I was recently involved in a rescue where my wife and I picked up a dog that had been dumped out in a neighborhood and transported it to an area rescue shelter.
The process got me thinking about similar cases that are repeated so many times all across the country. Dogs and cats by the thousands are becoming homeless every day across the country.
Maybe some are dumped out along a roadside somewhere. Others are discarded by greyhound racing or are rescued from puppy mills. Others are turned over by families who purchased dogs from substandard breeders or from a local store and these dogs ended up with health or emotional problems.
Others were born and become homeless because too many still don’t believe in spaying or neutering their pets, but have no problem with dumping the resulting puppies and kittens off on others.
And in other cases, some people just fail to take responsibility for their pets. (But let’s not forget that some people legitimately have to give up their pets, due to real financial or health problems.)
One subplot of the problem I’ve address above is the fact the entities and individuals I’ve noted above are not being held accountable for creating and continuing to add to the level of homelessness.

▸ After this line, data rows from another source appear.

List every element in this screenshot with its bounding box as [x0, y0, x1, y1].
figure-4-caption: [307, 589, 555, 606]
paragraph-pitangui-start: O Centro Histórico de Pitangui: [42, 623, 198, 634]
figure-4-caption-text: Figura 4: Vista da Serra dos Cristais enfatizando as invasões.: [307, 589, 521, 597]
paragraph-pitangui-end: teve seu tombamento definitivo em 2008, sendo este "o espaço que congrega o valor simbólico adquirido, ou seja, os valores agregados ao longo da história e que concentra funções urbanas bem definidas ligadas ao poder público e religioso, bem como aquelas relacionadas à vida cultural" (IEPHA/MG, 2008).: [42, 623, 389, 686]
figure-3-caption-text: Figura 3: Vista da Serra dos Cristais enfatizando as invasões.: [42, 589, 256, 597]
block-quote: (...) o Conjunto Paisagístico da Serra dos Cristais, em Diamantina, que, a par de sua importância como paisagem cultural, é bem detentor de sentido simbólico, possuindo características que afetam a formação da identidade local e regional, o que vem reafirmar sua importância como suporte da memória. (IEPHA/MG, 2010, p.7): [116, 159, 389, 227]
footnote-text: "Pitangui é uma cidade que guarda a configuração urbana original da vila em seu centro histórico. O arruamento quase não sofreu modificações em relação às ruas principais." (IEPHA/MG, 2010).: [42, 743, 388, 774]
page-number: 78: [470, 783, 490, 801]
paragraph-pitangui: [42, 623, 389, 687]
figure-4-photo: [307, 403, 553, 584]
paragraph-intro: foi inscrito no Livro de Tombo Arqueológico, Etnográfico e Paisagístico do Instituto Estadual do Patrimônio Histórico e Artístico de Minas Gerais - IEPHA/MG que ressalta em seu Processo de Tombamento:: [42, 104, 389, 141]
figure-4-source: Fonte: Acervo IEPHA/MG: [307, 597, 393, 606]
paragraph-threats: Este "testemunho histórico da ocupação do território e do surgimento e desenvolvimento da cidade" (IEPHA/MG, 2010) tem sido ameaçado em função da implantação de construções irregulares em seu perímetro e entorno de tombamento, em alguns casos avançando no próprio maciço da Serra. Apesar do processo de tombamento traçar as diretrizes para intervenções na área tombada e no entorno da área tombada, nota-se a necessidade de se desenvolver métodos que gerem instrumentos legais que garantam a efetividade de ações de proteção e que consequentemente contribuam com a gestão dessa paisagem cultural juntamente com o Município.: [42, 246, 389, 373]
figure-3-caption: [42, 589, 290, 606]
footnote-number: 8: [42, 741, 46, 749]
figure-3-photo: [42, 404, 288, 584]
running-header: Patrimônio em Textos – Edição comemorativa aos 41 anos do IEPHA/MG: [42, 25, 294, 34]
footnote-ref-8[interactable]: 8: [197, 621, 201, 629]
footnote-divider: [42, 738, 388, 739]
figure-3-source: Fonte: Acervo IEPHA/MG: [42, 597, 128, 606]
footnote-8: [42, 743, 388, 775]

So who is left holding the bag? The rescue organizations and shelters all across the country are struggling every day to collect donations to cover the costs of care and feeding for homeless pets.
Families who adopt the homeless pets spend their hard-earned dollars for the lifetime of their rescued family members.
Tax dollars go to operate municipal shelters in counties all over the nation.
All the while, the people who are perpetuating this problem are off the hook every day. It’s time to turn the tables on this story.
And getting back to the story I led with – Yes, I’m going back later this week to adopt the dog, a lab who I just could not get out of my head. We already have a pack of rescues, but this is one of those cases where I bounded with him very quickly.